Pour le dixième mois consécutif, le chômage a augmenté en France. Pôle emploi a fait état de 6 200 chômeurs supplémentaires en février (catégorie A – demandeurs d’emploi n’ayant pas du tout travaillé dans le mois). En ajoutant les demandeurs d’emploi ayant une activité réduite (B et C), le nombre de demandeurs d’emplois progresse de 20 400 en février, ce qui amène à un total de 4 278 millions de personnes.

 

Parallèlement à cette augmentation du chômage, le budget pour l'emploi de l'Etat a chuté de 40% en 10 ans et de 10,5% pour la seule année 2010 et 11,3% en 2011. 

 

L'indécence du président sortant

 

Malgré cela, le candidat sortant s’est réjoui, le 27 mars, d’une " amélioration de la situation "alors même que selon l’Insee, le chômage devrait continuer à augmenter au moins jusqu’au mois de juillet. Pour maquiller son échec, Nicolas Sarkozy utilise pourtant toutes les ressources de l'Etat : au 6 mai 2012, soit au début du cinquième mois de l'année, 56% de l'enveloppe annuelle prévue pour des contrats aidés aura été dépensée (plus d'informations par ici).

Le 26 mars, sur France Info, Nicolas Sarkozy a tenté de minimiser les chiffres du chômage de février 2012:

 

 

Le 26 mars, Segoléne Royal a réagi à l'annonce des chiffres du chômage de février sur Radio Hollande.
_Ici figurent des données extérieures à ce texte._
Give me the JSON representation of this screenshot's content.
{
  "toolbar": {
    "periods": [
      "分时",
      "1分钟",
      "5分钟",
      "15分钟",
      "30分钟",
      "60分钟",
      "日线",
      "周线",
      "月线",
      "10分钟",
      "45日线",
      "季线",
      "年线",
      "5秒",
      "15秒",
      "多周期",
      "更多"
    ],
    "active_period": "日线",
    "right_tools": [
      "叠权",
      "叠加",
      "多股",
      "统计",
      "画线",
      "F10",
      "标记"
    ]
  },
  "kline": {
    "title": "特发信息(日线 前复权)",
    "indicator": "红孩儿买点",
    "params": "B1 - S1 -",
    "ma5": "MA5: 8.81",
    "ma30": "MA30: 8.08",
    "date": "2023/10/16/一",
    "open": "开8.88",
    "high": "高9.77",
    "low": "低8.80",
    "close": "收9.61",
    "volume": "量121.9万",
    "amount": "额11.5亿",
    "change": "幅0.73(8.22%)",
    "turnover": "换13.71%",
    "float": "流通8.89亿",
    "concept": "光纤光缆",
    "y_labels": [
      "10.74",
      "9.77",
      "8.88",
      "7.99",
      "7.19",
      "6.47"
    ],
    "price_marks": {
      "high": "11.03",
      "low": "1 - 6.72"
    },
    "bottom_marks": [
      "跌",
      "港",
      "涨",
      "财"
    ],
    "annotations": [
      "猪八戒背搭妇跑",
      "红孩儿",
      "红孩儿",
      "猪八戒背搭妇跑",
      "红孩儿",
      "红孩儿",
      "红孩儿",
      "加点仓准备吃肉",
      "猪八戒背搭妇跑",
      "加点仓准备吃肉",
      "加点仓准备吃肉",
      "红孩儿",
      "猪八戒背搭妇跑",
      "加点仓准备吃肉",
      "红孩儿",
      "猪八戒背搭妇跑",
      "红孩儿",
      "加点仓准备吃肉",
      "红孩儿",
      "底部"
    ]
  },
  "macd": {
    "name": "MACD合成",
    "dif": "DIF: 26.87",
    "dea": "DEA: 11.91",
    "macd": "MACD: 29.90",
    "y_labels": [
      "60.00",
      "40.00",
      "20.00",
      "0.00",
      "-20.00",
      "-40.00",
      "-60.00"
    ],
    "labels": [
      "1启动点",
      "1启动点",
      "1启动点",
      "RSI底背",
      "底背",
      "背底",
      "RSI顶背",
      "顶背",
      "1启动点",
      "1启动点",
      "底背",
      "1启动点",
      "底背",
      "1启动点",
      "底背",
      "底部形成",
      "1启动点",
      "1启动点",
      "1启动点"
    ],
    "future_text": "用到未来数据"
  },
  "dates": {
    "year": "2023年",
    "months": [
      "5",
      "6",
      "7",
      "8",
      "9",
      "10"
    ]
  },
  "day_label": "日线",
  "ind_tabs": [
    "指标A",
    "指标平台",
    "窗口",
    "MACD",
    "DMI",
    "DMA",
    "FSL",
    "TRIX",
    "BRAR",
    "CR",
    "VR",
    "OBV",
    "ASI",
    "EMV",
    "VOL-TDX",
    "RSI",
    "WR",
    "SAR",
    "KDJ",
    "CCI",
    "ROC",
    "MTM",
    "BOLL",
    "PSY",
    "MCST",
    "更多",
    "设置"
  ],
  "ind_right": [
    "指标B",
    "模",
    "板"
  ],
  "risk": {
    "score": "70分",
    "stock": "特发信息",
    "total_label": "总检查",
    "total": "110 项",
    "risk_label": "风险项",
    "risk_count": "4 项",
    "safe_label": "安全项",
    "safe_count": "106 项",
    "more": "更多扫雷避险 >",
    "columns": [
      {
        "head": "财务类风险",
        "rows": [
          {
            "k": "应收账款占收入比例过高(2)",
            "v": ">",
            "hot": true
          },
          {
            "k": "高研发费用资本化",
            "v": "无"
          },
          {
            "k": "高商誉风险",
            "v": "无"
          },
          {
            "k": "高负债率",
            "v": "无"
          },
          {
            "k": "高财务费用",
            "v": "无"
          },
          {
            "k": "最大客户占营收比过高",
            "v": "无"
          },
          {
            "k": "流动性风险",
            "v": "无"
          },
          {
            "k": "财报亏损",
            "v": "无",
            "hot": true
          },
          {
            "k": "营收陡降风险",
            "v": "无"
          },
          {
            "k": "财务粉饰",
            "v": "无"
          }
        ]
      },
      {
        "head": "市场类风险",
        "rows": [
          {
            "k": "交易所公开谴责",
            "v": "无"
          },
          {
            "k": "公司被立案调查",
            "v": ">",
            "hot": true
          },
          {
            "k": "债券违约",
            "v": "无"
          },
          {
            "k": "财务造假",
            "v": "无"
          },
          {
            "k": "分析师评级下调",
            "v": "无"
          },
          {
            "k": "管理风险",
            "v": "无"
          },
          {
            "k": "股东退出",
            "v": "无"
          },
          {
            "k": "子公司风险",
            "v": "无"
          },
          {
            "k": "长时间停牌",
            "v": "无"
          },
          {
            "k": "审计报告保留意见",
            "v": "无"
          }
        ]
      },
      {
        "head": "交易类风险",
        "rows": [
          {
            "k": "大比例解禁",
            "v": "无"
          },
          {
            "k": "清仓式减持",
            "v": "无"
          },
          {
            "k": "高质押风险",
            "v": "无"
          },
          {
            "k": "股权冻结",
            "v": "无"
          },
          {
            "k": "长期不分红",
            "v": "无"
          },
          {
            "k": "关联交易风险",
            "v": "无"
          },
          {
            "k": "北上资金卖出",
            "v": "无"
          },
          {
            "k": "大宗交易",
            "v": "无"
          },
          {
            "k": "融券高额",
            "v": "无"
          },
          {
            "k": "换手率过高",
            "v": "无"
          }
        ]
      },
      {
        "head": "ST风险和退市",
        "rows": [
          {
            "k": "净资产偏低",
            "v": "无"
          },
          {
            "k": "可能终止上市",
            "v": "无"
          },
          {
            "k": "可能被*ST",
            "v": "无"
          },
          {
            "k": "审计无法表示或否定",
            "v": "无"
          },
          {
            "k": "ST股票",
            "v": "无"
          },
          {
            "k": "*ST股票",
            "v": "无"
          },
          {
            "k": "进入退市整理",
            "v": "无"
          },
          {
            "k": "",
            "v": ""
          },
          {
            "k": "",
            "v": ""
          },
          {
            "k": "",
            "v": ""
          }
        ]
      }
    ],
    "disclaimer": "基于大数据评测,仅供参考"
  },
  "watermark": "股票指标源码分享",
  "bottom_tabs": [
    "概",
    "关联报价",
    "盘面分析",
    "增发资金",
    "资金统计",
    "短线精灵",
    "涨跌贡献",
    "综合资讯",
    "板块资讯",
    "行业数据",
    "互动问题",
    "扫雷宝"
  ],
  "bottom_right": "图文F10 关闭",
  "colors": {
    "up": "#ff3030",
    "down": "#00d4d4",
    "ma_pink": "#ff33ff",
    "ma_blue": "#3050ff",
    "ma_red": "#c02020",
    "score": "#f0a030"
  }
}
Selon elle, "1 000 chômeur de plus par jour est la réalité de ce quinquennat". 

 

 

Depuis mai 2007, le nombre d’inscrit à Pôle emploi (toutes catégories confondues) a augmenté d’1,05 million.

Le taux de chômage est de 9,4 % en métropole alors qu’il était de 8,1% en mai 2007. Nicolas Sarkozy s’était engagé à le ramener à 5%, affirmant que son quinquennat devrait être jugé sur cette promesse.

 

« Si on s’engage sur 5% de chômeurs et qu’à l’arrivée il y en a 10 c’est qu’il y a un problème ». La conclusion est donc le constat d’échec du quinquennat de Nicolas Sarkozy. L’argument de la crise ne peut pas, seul, expliquer cette hausse du chômage. L’Allemagne a, par exemple, un taux de chômage inférieur à celui d’avant la crise. Les politiques menées par président sortant sont donc également à mettre en cause.

 

Le décryptage

 

Guillaume Bachelay, responsable du pôle veille, argumentaires et riposte de la campagne, et Eric Heyer, économiste à l'OFCE, décryptent l'échec de la politique de l'emploi du président sortant et présentent les mesures de François Hollande pour l'emploi, le 27 mars sur Radio Hollande : 

 

 

Les propositions de François Hollande

 

Contre l'augmentation du chômage, François Hollande a des propositions concrètes:

500 000 "contrats de génération"

Le contrat de générations est un contrat de travail à durée indéterminée qui s'adresse aux jeunes de moins de 30 ans entrant dans l'emploi et aux seniors de plus de 55 ans déjà présents dans une entreprise.

L'objectif pour le quinquennat est de 500 000 contrats de générations. Chaque contrat est conclu entre un jeune, un senior et un employeur. Il coûtera en allègement de charges 4500 euros chaque année sur la base d'un smic pour le jeune et d'un double SMIC pour le senior. L'allègement de charge correspond à l'exonération totale des cotisations sociales pour le jeune et à l'exonération totale des cotisations chômage pour le senior.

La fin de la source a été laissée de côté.